Yurisprudensi tentang Janji Menikahi yang Patut Direnungkan di Valentine Day
Utama

Yurisprudensi tentang Janji Menikahi yang Patut Direnungkan di Valentine Day

Pasangan yang ingkar janji dapat dihukum membayar ganti rugi. Ingkar janji menikahi ditegaskan sebagai perbuatan melawan hukum.

Muhammad Yasin
Bacaan 2 Menit

 

Pada Oktober 1997, Pengadilan Negeri Surabaya menjatuhkan putusan mengabulkan gugatan penggugat sebagian. Majelis hakim menyatakan demi hukum bahwa tergugat tidak menepati janjinya untuk mengawini penggugat, oleh karena itu harus membayar kembali biaya yang pernah dikeluarkan penggugat untuk membiayai hidup tergugat selama tinggal bersama dengan penggugat tanpa ikatan perkawinan yang sah. Hakim mewajibkan tergugat membayar biaya sebesar 7,5 juta rupiah untuk biaya yang telah dikeluarkan, plus 10 juta rupiah untuk biaya pemulihan nama baik penggugat. Pengadilan Tinggi Surabaya menguatkan putusan ini.

 

Dalam putusan No. 3277 K/Pdt/2000, Mahkamah Agung menyatakan tidak dipenuhinya janji menikahi adalah pelanggaran terhadap norma kesusilaan dan kepatutan dalam masyarakat, dan perbuatan demikian adalah perbuatan melawan hukum. Majelis hakim agung merujuk pada putusan terdahulu yaitu putusan MA No. 3191 K/Pdt/1984. Intinya, majelis menyatakan ingkar janji menikahi adalah perbuatan melawan hukum.

 

(Baca juga: Pernah Janji Menikahi Pacar?

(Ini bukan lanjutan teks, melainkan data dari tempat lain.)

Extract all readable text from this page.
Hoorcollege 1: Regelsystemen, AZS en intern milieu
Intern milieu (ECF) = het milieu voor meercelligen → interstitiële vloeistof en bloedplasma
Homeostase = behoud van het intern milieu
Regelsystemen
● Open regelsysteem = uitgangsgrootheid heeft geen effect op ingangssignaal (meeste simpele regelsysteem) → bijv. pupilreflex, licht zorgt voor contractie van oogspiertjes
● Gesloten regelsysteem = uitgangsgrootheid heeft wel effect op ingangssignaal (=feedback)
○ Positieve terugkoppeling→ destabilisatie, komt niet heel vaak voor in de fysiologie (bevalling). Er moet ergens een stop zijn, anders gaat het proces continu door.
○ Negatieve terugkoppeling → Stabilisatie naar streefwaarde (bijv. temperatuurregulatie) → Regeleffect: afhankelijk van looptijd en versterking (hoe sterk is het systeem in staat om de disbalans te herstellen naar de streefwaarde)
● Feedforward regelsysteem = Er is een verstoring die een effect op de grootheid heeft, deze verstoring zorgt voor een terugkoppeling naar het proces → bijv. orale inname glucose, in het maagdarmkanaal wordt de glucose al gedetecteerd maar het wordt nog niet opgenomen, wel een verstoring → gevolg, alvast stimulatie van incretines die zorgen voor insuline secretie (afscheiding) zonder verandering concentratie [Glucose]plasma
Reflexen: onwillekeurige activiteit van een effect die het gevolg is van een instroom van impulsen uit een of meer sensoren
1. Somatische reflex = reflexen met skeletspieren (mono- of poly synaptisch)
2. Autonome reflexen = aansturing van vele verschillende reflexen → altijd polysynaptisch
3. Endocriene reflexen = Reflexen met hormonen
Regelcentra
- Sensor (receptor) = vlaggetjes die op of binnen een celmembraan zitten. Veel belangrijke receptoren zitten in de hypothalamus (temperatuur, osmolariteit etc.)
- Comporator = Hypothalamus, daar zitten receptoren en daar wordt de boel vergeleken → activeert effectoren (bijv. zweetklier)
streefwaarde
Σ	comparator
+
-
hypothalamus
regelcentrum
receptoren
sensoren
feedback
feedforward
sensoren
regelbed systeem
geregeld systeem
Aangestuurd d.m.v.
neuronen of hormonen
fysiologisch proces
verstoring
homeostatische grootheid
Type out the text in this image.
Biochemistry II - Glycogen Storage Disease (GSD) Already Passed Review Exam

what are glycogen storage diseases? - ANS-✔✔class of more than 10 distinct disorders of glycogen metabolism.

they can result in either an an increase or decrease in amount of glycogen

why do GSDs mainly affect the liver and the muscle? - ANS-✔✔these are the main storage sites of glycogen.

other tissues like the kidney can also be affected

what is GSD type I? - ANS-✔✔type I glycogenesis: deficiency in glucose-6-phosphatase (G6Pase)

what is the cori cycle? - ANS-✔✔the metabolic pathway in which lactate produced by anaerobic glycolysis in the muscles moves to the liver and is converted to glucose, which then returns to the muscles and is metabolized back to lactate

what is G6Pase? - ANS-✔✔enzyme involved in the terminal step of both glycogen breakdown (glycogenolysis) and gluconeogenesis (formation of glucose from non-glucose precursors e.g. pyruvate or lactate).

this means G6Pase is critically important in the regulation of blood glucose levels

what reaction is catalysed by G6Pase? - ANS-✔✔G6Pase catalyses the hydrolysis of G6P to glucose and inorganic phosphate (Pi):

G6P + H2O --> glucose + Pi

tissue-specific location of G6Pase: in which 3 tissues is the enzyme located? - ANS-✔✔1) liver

Hati-Hati Perangkap Onrechtmatigedaad)

 

Ingkar Janji Menikahi, Bayar 2 Juta Per Bulan (2011)

Putusan berikutnya yang layak direnungkan adalah perkara yang diputus Mahkamah Agung pada Agustus 2011. Peristiwanya terjadi di Papua, antara seorang pria berinisial DNA dengan perempuan berinisial ERC. Keduanya bertempat tinggal di distrik yang sama. Si pria bertugas sebagai aparat penegak hukum.

 

DNA dan ERC menjalin hubungan asmara sepengetahuan keluarga ERC. Bahkan DNA tinggal di rumah keluarga perempuan. Kasih sayang di antara keduanya begitu kuat sehingga dari hubungan itu lahir dua orang anak. Padahal keduanya belum terikat perkawinan yang sah. Keduanya memang berencana menikah. Bahkan si pria sudah mendapat izin menikah dari atasannya tertanggal 3 Maret 2008.

 

Sebelum pernikahan DNA-ERC terealisasi, terungkap bahwa pada Juli tahun itu, DNA menikah dengan perempuan lain. Merasa dirugikan, terutama secara psikologis, akhirnya ERC menempuh upaya hukum ke pengadilan. ERC menyatakan dalam gugatan bahwa ingkar janji menikahi telah membawa dampak buruk pada psikologinya. Apalagi dari hubungan asmara keduanya telah lahir dua orang anak. Bagaimanapun, anak-anak tersebut membutuhkan biaya hidup. ERC meminta pengadilan menghukum DNA membayar biaya hidup anak-anak tersebut, dan ganti rugi atas ingkar janji menikahi.

 

Pada Agustus 2019, Pengadilan Negeri Merauke menyatakan gugatan penggugat tidak dapat diterima. Putusan banding dari Pengadilan Tinggi Jayapura membatalkan putusan tingkat pertama. Hakim banding mengabulkan gugatan penggugat untuk sebagian. Hakim banding menyatakan tergugat telah melakukan wanprestasi karena ingkar janji menikahi; dan menghukum tergugat membayar ganti rugi 100 juta rupiah.

 

Pada Agustus 2011, Mahkamah Agung memutuskan permohonan kasasi yang diajukan DNA. Salah seorang hakim agung yang memutus perkara ini adalah Artidjo Alkostar. Majelis hakim agung membatalkan putusan banding dan mengadili sendiri perkara ini. Dalam amarnya, hakim agung menghukum tergugat untuk membayar biaya nafkah dan pendidikan dua anak yang lahir dari hubungan tanpa ikatan perkawinan yang sah sebesar 2 juta rupiah per bulan hingga anak-anak tersebut berusia 18 tahun. Tergugat harus membayar biaya itu paling lambat tanggal 5 setiap bulan.